Tunisia Inquests: Charles Patrick Evans, Adrian Evans, and Joel Richards
It was a harrowing day for the Tunisia inquests.
Suzanne Richards and her son Owen, from Wednesbury, lost three generations of their family in the massacre in Tunisia.
Owen was on holiday with his granddad, brother, and uncle when a gunman opened fire. He was the sole survivor.
Today, an inquest heard the devastating effect their deaths had on their family.
Video report by Charlotte Cross:
There was barely a dry eye in the room as Ms Richards read out three powerful tributes - one to her son Joel, one for her brother Adrian Evans, and one for her father, Charles Patrick Evans.
She said she and her mother Maureen had stayed at home, to allow the four men one of their regular ‘Jolly Boys Outings’, as they called them.
They had arrived at the Imperial Marhaba Hotel in Sousse late in the evening on June 25.
“Within 12 hours,” she said, “my dad, my son and my brother were killed.“This horrific event now leaves my mom and I to bring Owen up alone.
“There are three empty chairs now every Sunday for lunch - three empty chairs at Walsall FC stadium.
“We will never be a six again. We have been cut in half, and we will never get over this. We will be forever heartbroken.”
She began her tributes with a so-called ‘pen portrait’ of her father, who was best known as Pat.
She said 78-year-old Pat - a former Black Country foundryman and a magistrate in West Bromwich - had “adored” his family, and idolised his two grandsons.
“Charles Patrick Evans was a husband, dad, granddad, uncle, brother-in-law and friend - but most of all, what I would say, was that he was made of the ‘old stock’,” she said.
“A true gentleman, with old fashioned ways, he had manners and time for people, he would stop to say hello and talk and help anyone.
“He respected people and in return people respected him.
“He was loved by everyone who met him, and loved so much by his family.”
She then moved on to her brother - or Uncle Ade, as he was known to her sons.
The 49-year-old worked as gas services manager for Sandwell Council, she said, and enjoyed travelling the world with his friends and his nephews.
Sporty and active, he and Joel had recently become interested in cycling, and were planning to travel to Europe for the Tour de France upon their return from Tunisia.
She finished with a tribute to her eldest son Joel, who was just 19 when he was killed.
A popular student, he had clocked more than 1,000 hours of volunteer work, and worked to deliver school and community projects to help get young people interested in sport.
He was an aspiring referee, and had been due to travel to Hungary later in the summer to officiate at matches there.
The court also heard a written statement from Owen, read out by counsel to the inquest Samantha Leek QC.
In it, he described how he and Joel had been in the pool on the morning of June 26, while their uncle and grandfather sat on loungers on a grassy area nearby.

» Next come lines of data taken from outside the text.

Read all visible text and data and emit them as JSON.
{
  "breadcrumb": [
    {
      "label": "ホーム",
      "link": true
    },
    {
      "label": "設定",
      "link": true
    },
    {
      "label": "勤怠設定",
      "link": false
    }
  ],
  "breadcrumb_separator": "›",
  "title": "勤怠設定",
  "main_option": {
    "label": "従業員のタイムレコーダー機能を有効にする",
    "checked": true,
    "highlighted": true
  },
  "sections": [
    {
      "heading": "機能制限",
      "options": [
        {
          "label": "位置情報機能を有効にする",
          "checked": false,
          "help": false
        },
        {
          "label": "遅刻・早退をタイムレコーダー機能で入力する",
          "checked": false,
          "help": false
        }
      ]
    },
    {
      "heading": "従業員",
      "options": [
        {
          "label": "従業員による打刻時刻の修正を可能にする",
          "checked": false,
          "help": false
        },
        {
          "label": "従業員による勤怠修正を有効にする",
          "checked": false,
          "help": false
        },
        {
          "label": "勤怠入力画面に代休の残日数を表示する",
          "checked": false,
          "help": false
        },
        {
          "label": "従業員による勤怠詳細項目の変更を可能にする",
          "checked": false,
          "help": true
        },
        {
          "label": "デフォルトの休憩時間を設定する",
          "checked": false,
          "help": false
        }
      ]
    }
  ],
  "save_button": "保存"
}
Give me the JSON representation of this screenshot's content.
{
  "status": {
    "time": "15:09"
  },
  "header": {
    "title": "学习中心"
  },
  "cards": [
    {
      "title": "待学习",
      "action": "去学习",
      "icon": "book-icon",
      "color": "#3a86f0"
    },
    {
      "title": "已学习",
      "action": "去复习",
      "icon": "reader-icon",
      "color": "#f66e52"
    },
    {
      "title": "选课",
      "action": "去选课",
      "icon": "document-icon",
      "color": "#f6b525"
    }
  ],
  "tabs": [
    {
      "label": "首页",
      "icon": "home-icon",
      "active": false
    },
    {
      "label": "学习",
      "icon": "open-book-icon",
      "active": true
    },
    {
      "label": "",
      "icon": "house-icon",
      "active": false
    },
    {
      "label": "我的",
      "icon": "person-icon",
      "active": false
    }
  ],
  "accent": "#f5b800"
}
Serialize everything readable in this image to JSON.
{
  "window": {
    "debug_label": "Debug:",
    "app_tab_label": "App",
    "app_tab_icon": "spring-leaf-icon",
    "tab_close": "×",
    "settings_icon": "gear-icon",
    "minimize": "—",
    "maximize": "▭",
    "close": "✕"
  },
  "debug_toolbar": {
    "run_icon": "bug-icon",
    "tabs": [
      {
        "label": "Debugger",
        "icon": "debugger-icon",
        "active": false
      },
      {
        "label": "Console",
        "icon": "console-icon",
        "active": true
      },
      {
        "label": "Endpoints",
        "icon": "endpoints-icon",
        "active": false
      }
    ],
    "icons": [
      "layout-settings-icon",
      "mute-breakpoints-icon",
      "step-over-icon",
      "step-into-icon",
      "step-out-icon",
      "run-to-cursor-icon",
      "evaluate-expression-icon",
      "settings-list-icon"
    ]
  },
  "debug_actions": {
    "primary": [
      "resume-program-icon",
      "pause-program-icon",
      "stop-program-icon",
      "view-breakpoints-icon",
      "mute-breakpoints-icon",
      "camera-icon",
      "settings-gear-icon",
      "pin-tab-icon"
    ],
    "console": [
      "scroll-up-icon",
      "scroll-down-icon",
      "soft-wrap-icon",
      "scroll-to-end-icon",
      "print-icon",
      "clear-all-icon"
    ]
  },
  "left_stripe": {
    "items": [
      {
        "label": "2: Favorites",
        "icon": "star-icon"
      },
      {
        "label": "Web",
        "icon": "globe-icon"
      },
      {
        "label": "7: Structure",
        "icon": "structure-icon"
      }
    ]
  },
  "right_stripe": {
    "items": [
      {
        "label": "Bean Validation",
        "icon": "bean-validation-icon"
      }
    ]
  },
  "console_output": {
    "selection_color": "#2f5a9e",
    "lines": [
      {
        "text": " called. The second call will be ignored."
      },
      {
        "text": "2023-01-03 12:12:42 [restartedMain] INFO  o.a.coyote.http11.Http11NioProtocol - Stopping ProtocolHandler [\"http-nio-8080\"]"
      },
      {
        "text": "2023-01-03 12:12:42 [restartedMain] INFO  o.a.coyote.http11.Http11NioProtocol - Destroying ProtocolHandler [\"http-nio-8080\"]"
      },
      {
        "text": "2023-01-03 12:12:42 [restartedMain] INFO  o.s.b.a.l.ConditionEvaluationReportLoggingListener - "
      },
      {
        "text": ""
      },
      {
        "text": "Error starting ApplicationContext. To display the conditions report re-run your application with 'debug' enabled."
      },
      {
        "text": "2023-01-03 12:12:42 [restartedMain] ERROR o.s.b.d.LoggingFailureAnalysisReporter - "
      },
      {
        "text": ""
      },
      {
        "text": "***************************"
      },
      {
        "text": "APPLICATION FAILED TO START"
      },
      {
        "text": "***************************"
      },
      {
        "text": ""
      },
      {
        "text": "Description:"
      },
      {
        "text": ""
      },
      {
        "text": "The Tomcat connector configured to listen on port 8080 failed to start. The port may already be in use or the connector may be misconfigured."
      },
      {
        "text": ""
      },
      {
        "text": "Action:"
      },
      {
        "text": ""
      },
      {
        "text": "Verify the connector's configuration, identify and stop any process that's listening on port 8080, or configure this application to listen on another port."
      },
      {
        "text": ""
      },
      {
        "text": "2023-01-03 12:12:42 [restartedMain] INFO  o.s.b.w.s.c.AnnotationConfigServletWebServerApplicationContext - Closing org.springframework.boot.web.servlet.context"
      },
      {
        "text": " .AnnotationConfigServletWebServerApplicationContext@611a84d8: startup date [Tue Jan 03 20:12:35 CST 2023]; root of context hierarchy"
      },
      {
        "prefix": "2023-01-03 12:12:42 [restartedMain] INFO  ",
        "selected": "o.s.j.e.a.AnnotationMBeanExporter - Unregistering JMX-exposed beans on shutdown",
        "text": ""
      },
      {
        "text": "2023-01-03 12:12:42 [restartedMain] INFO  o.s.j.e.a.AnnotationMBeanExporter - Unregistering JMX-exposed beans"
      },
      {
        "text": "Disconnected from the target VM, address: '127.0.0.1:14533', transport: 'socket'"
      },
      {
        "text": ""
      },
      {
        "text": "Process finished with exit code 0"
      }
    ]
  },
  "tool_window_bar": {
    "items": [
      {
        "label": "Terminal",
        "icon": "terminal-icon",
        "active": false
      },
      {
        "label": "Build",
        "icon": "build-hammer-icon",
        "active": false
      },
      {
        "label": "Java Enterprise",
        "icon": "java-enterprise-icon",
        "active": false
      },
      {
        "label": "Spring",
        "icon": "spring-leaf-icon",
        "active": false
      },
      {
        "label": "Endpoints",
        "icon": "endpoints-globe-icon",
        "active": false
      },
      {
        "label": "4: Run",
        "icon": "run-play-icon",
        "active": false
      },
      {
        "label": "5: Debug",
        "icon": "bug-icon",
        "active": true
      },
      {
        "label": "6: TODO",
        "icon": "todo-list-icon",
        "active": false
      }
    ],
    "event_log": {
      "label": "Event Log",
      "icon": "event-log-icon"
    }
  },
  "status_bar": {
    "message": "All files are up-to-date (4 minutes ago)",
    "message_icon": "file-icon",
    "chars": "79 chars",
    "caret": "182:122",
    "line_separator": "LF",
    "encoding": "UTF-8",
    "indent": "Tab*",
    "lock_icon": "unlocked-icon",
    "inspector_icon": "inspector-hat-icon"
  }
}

When they heard gunshots, they ran to get them, he said, and the four of them made their way inside - slowly, ensuring Pat could keep up.
He said he saw the gunman follow them as they made their way into the indoor pool, trying to find safety.
He said he and his grandfather dove to one side of the doors, his uncle dove to the other.
He said Joel was stood up, and he heard him shout ‘no’ or ‘don’t’. He then closed his eyes as the gunman raised his weapon, and he heard a barrage of gunshots.
Pat was injured and bleeding, he said, and he tried to tell him to stay quiet and play dead while he put pressure to his wound - but another round of shots rang out.
It wasn’t until the gunman left the room that he realised his family had been killed.
The coroner, Judge Nicholas Loraine-Smith, said: ‘It seems that Owen behaved with extreme courage in trying to protect his grandfather’.”
All dedicated Walsall FC fans, Suzanne said she, her parents, her brother and sons had been incredibly close as a family.
She said the last she heard from them was a text from her brother, letting her know they were relaxing by the pool.
Now, she said, they have been left broken - a family quite literally torn in half.
“It’s the simple things we miss - Sunday lunchtime after the football games was a tradition, where all the men would sit and discuss that day’s games and tactics while mom cooked us a delicious lunch,” she said.
“This does not happen any more.
"How can four people go away on holiday, and only one come home?”